With whack-a-mole, we are still only getting into the second stage, the current models are starting to become barely capable of noticing that they are falling for this pattern, and only if you point it out to them (as opposed to giving an “it doesn’t look like anything to me” impression even after you do point it out). They won’t be able to climb out of the pattern unless you give specific instructions for what to do instead of following it. They still fail and need another reminder, and so on. Sometimes it helps with solving the original problem, but only rarely, and it’s never worth it if the goal was to solve the problem.

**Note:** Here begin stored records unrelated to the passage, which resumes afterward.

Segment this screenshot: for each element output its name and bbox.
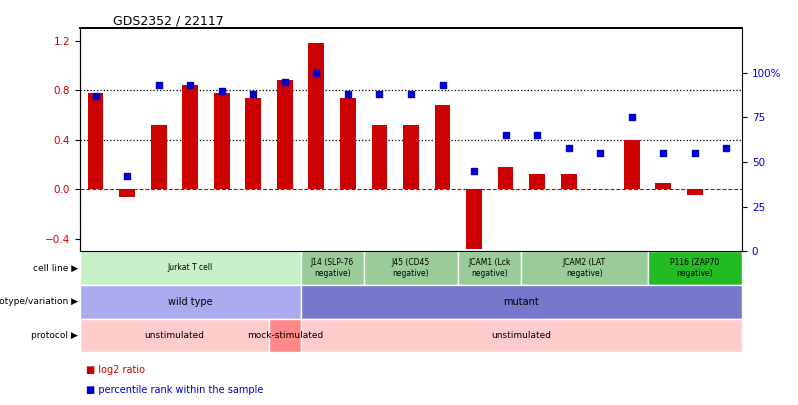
Text: mock-stimulated: mock-stimulated — [247, 331, 323, 340]
Bar — [88, 93, 104, 189]
Bar — [529, 175, 545, 189]
Point — [594, 150, 606, 156]
Bar — [301, 285, 742, 319]
Point — [279, 79, 291, 85]
Text: ■ percentile rank within the sample: ■ percentile rank within the sample — [86, 385, 264, 395]
Bar — [687, 189, 703, 196]
Text: protocol ▶: protocol ▶ — [31, 331, 78, 340]
Text: wild type: wild type — [168, 297, 212, 307]
Point — [500, 132, 512, 139]
Bar — [655, 183, 671, 189]
Bar — [80, 285, 301, 319]
Point — [563, 145, 575, 151]
Point — [184, 82, 196, 89]
Point — [437, 82, 449, 89]
Bar — [80, 319, 269, 352]
Bar — [309, 43, 324, 189]
Point — [310, 70, 322, 76]
Bar — [466, 189, 482, 249]
Bar — [372, 125, 387, 189]
Text: GDS2352 / 22117: GDS2352 / 22117 — [113, 14, 223, 27]
Bar — [80, 251, 301, 285]
Bar — [458, 251, 521, 285]
Point — [89, 93, 102, 99]
Text: J45 (CD45
negative): J45 (CD45 negative) — [392, 258, 430, 278]
Bar — [301, 251, 364, 285]
Text: ■ log2 ratio: ■ log2 ratio — [86, 365, 145, 375]
Text: Jurkat T cell: Jurkat T cell — [168, 264, 213, 273]
Bar — [403, 125, 419, 189]
Text: JCAM1 (Lck
negative): JCAM1 (Lck negative) — [468, 258, 511, 278]
Bar — [435, 105, 450, 189]
Bar — [246, 98, 261, 189]
Bar — [364, 251, 458, 285]
Point — [152, 82, 165, 89]
Bar — [277, 80, 293, 189]
Bar — [561, 175, 576, 189]
Text: unstimulated: unstimulated — [144, 331, 204, 340]
Bar — [647, 251, 742, 285]
Bar — [301, 319, 742, 352]
Bar — [521, 251, 647, 285]
Text: P116 (ZAP70
negative): P116 (ZAP70 negative) — [670, 258, 720, 278]
Bar — [151, 125, 167, 189]
Point — [468, 168, 480, 174]
Text: unstimulated: unstimulated — [492, 331, 551, 340]
Bar — [119, 189, 135, 197]
Bar — [498, 167, 513, 189]
Point — [657, 150, 670, 156]
Point — [405, 91, 417, 98]
Point — [247, 91, 259, 98]
Bar — [624, 140, 640, 189]
Point — [120, 173, 133, 179]
Point — [373, 91, 385, 98]
Bar — [214, 93, 230, 189]
Text: JCAM2 (LAT
negative): JCAM2 (LAT negative) — [563, 258, 606, 278]
Bar — [269, 319, 301, 352]
Text: mutant: mutant — [504, 297, 539, 307]
Point — [215, 87, 228, 94]
Text: cell line ▶: cell line ▶ — [33, 264, 78, 273]
Text: J14 (SLP-76
negative): J14 (SLP-76 negative) — [310, 258, 354, 278]
Point — [689, 150, 701, 156]
Point — [626, 114, 638, 121]
Text: genotype/variation ▶: genotype/variation ▶ — [0, 297, 78, 306]
Point — [720, 145, 733, 151]
Bar — [340, 98, 356, 189]
Bar — [182, 85, 198, 189]
Point — [531, 132, 543, 139]
Point — [342, 91, 354, 98]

Models can remain between the first and the second stage for many generations, without visible change, which is what you point out in case of whack-a-mole. But once we are solidly in the second stage for general problem solving and planning skills, I expect the immediately following generation of models to start intermittently getting into the third stage, failing gracefully and spontaneously pulling their own train of thought sideways in constructive ways. Which would mean that if you leave them running for millions of tokens, they might waste 95% on silly and repetitive trains of thought, but they would still be eventually making much more progress than weaker models that couldn’t course-correct at all.
If it’s true that models are “starting to become barely capable of noticing that they are falling for this pattern” then I agree it’s a good sign (assuming that we want the models to become capable of “general intelligence”, of course, which we might not). I hadn’t noticed any such change, but if you tell me you’ve seen it I’ll believe you and accordingly reduce my level of belief that there’s a really fundamental hole here.
It’s necessary to point it out to the model to see whether it might be able to understand, it doesn’t visibly happen on its own, and it’s hard to judge how well the model understands what’s happening with its behavior unless you start discussing it in detail (which is to a different extent for different models). The process of learning about this I’m following is to start discussing general reasoning skills that the model is failing at when it repeatedly can’t make progress on solving some object level problem (instead of discussing details of the object level problem itself). And then I observe how the model is failing to understand and apply the general reasoning skills that I’m explaining.
I’d say the current best models are not yet at the stage where they can understand such issues well when I try to explain, so I don’t expect the next generation to become autonomously agentic yet (with any post-training). But they keep getting slightly better at this, with the first glimpses of understanding appearing in the original GPT-4.